There is almost no way possible way to adopt from the foster care system, to adopt older children and/or sibling groups, and not become a naïve parent to “troubled children.”
Adjustment Conduct Disorder seems to be the new catchphrase and I had a caseworker tell me this week that it encompasses all kids from the system. It’s a big DUH since these children were removed from families that perpetuated criminal abuse and neglect, then were bounced through the foster care system, experiencing multiple moves and sometimes residential treatment center placements, they are bound to be somewhat distraught over the way they’ve been treated by life.
So us unassuming, big-hearted, clueless parents decided that we have so much love to give…why not adopt a child who needs a family? Then we’ll all live happily ever after and no one will ever tell you, “It’s your fault that your child is killing the neighborhood cats or has pushed a teacher into the blackboard, right?”
On this blog, or on my other, people have commended me for sharing our many struggles. Our life is mainly one big struggle overall.
There’s no other way to incorporate troubled children into our families without exploding issues.
Early this morning I drove 104 miles round trip to visit a locked-up child of mine that I have not even begun to write about as I’ve been deeply heartsick and troubled about it for five long months. I really love this kid and I busted out crying today when I saw him.
I cannot, nor will not describe his circumstances at the moment, but we had an hour together that was wonderful.

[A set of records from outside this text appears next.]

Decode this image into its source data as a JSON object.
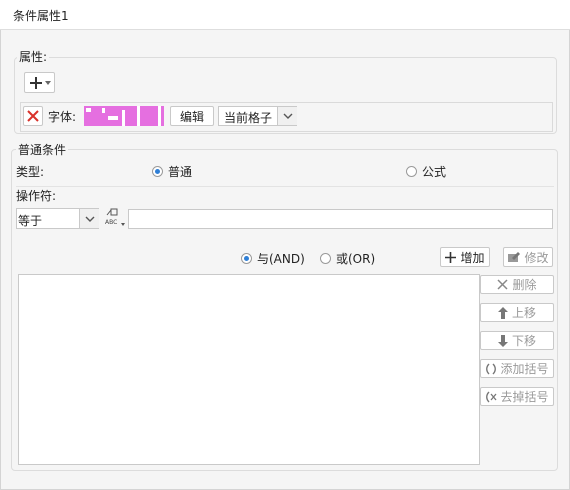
{
  "window": {
    "title": "条件属性1"
  },
  "properties": {
    "legend": "属性:",
    "font_label": "字体:",
    "edit_button": "编辑",
    "scope_select": "当前格子",
    "colors": {
      "delete_red": "#d9312a",
      "swatch": "#e56fe0"
    }
  },
  "condition": {
    "legend": "普通条件",
    "type_label": "类型:",
    "type_normal": "普通",
    "type_formula": "公式",
    "operator_label": "操作符:",
    "operator_value": "等于",
    "value_input": "",
    "logic_and": "与(AND)",
    "logic_or": "或(OR)",
    "buttons": {
      "add": "增加",
      "modify": "修改",
      "delete": "删除",
      "move_up": "上移",
      "move_down": "下移",
      "add_brackets": "添加括号",
      "remove_brackets": "去掉括号"
    }
  }
}
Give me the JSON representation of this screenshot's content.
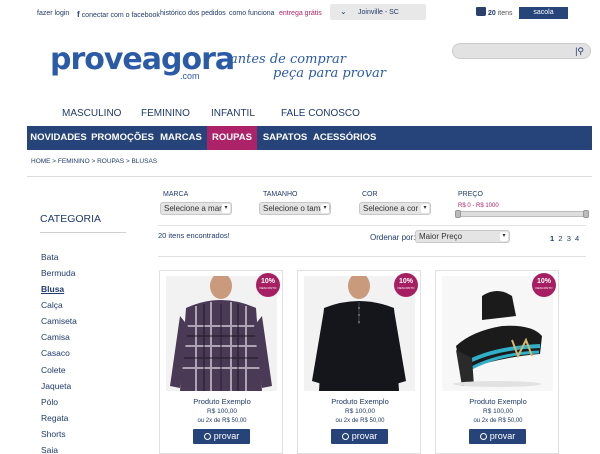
{
  "topbar": {
    "links": [
      "fazer login",
      "conectar com o facebook",
      "histórico dos pedidos",
      "como funciona"
    ],
    "facebook_glyph": "f",
    "free_shipping": "entrega grátis",
    "city": "Joinville - SC",
    "cart_count": "20",
    "cart_unit": "itens",
    "cart_button": "sacola"
  },
  "brand": {
    "logo": "proveagora",
    "logo_suffix": ".com",
    "slogan_line1": "antes de comprar",
    "slogan_line2": "peça para provar"
  },
  "search": {
    "placeholder": ""
  },
  "category_nav": [
    "MASCULINO",
    "FEMININO",
    "INFANTIL",
    "FALE CONOSCO"
  ],
  "main_nav": {
    "items": [
      "NOVIDADES",
      "PROMOÇÕES",
      "MARCAS",
      "ROUPAS",
      "SAPATOS",
      "ACESSÓRIOS"
    ],
    "active": "ROUPAS"
  },
  "breadcrumb": "HOME >  FEMININO >  ROUPAS >  BLUSAS",
  "sidebar": {
    "title": "CATEGORIA",
    "items": [
      "Bata",
      "Bermuda",
      "Blusa",
      "Calça",
      "Camiseta",
      "Camisa",
      "Casaco",
      "Colete",
      "Jaqueta",
      "Pólo",
      "Regata",
      "Shorts",
      "Saia"
    ],
    "selected": "Blusa"
  },
  "filters": {
    "marca": {
      "label": "MARCA",
      "value": "Selecione a marca"
    },
    "tamanho": {
      "label": "TAMANHO",
      "value": "Selecione o tamanho"
    },
    "cor": {
      "label": "COR",
      "value": "Selecione a cor"
    },
    "preco": {
      "label": "PREÇO",
      "value": "R$ 0 - R$ 1000"
    }
  },
  "results": {
    "count_text": "20 itens encontrados!",
    "order_label": "Ordenar por:",
    "order_value": "Maior Preço",
    "pages": [
      "1",
      "2",
      "3",
      "4"
    ],
    "current_page": "1"
  },
  "products": [
    {
      "name": "Produto Exemplo",
      "price": "R$ 100,00",
      "installments": "ou 2x de R$ 50,00",
      "badge_pct": "10%",
      "badge_text": "DESCONTO",
      "button": "provar"
    },
    {
      "name": "Produto Exemplo",
      "price": "R$ 100,00",
      "installments": "ou 2x de R$ 50,00",
      "badge_pct": "10%",
      "badge_text": "DESCONTO",
      "button": "provar"
    },
    {
      "name": "Produto Exemplo",
      "price": "R$ 100,00",
      "installments": "ou 2x de R$ 50,00",
      "badge_pct": "10%",
      "badge_text": "DESCONTO",
      "button": "provar"
    }
  ],
  "colors": {
    "navy": "#27447a",
    "accent": "#ad2369",
    "brand_blue": "#2b5aa6"
  }
}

My son introduced me to a handsome sergeant that he really liked, and I thanked this kind man for being good to my son. I briefly explained that I had a few troubled kids and this sergeant’s floodgates opened.
He too is an adoptive parent; he adopted a fifteen month old boy from the foster care system. Once a darling little child, he’s now a full-blown
RAD,
FAE,
ODD wild child and is giving their family hell with charges already against him at age eleven.

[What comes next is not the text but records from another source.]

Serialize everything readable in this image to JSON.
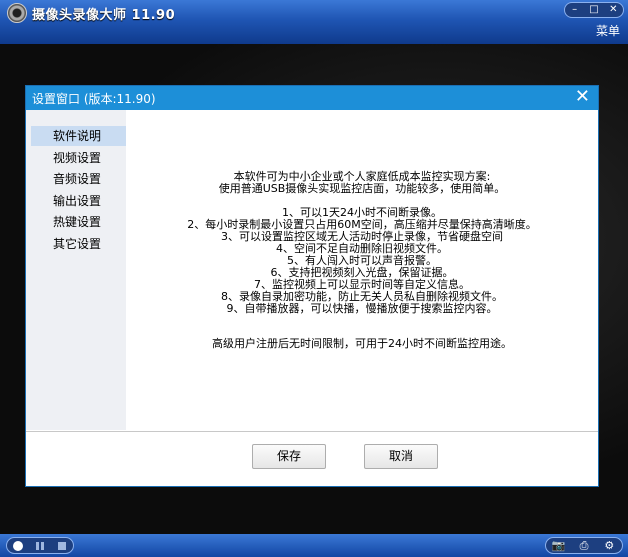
{
  "app": {
    "title": "摄像头录像大师  11.90",
    "menu_label": "菜单",
    "window_buttons": [
      "–",
      "□",
      "✕"
    ]
  },
  "dialog": {
    "title": "设置窗口 (版本:11.90)",
    "close": "✕",
    "sidebar": {
      "items": [
        {
          "label": "软件说明",
          "active": true
        },
        {
          "label": "视频设置",
          "active": false
        },
        {
          "label": "音频设置",
          "active": false
        },
        {
          "label": "输出设置",
          "active": false
        },
        {
          "label": "热键设置",
          "active": false
        },
        {
          "label": "其它设置",
          "active": false
        }
      ]
    },
    "content": {
      "lines": [
        "本软件可为中小企业或个人家庭低成本监控实现方案:",
        "使用普通USB摄像头实现监控店面，功能较多，使用简单。",
        "",
        "1、可以1天24小时不间断录像。",
        "2、每小时录制最小设置只占用60M空间，高压缩并尽量保持高清晰度。",
        "3、可以设置监控区域无人活动时停止录像，节省硬盘空间",
        "4、空间不足自动删除旧视频文件。",
        "5、有人闯入时可以声音报警。",
        "6、支持把视频刻入光盘，保留证据。",
        "7、监控视频上可以显示时间等自定义信息。",
        "8、录像自录加密功能，防止无关人员私自删除视频文件。",
        "9、自带播放器，可以快播，慢播放便于搜索监控内容。",
        "",
        "高级用户注册后无时间限制，可用于24小时不间断监控用途。"
      ]
    },
    "buttons": {
      "save": "保存",
      "cancel": "取消"
    }
  },
  "bottom_bar": {
    "tool_icons": [
      "📷",
      "⎙",
      "⚙"
    ]
  }
}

We talked about the huge lack of mental health resources now not available to us adoptive parents, and I was reminded this morning in the news of several reporters bellyaching that folks should have seen this last shooting coming in Cleveland.
I rudely yelled back at my TV, “And who the heck would have listened?”

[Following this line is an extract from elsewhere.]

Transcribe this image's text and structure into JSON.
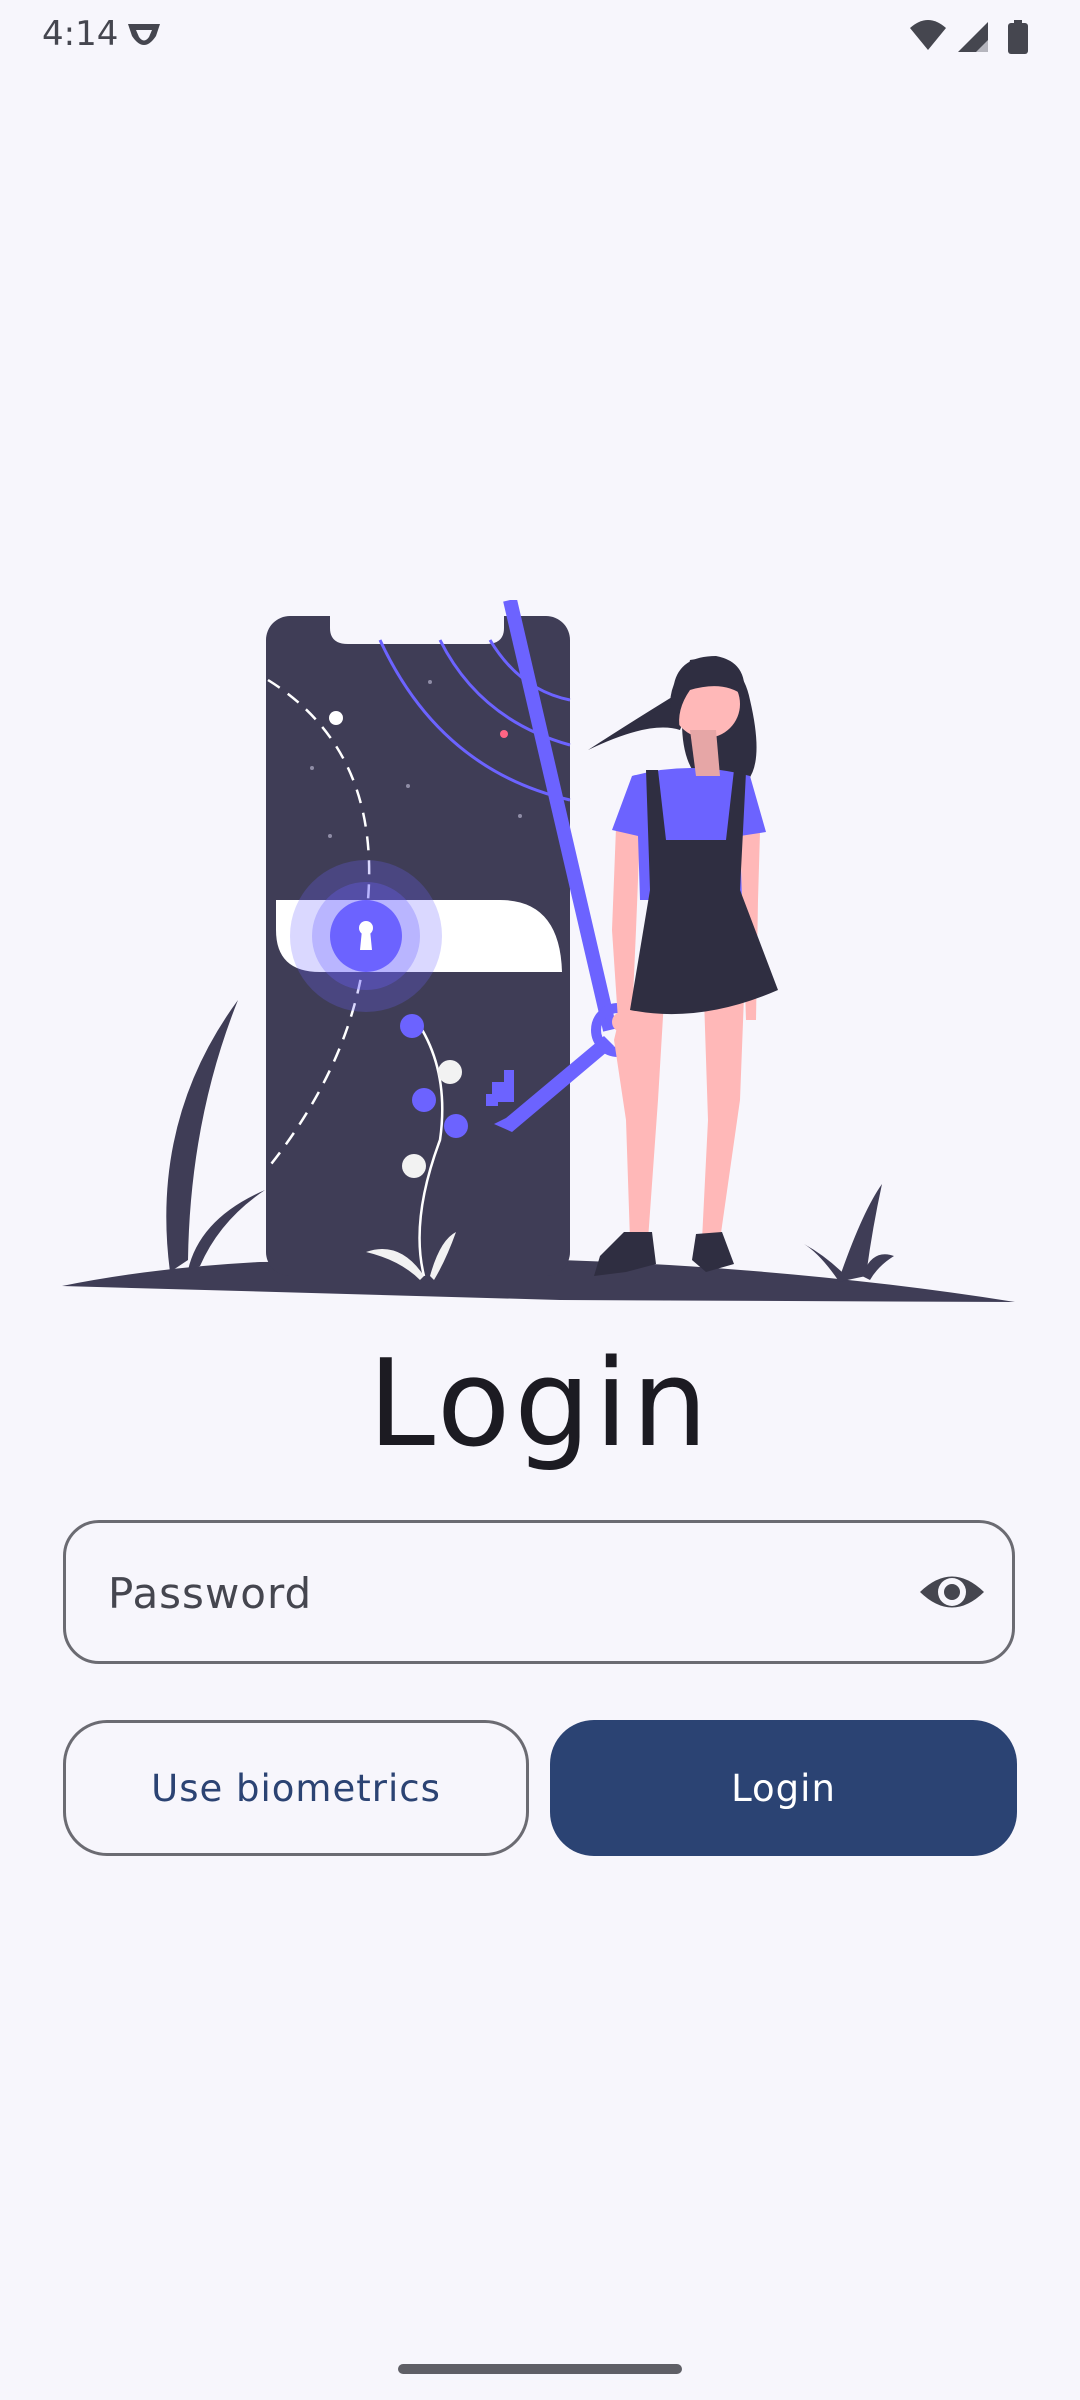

I’ve told judges, probation officers, social workers and therapists for about eight long years that one particular child of mine was abnormally violent. She busted a policeman’s nose this week and is in an Atlanta jail now with 6 charges, some of them felonies.
I’m believing that this is a blessing in disguise as I plan to politely, yet very firmly, demand or petition the judge to order her into an adult care facility where she can receive the help that she so desperately needs.
Will I be listened to in that big old city court system? I don’t know, but I’m fairly certain the policeman with the broken nose will back me up, as will her many therapists and staff members that she has regularly attacked.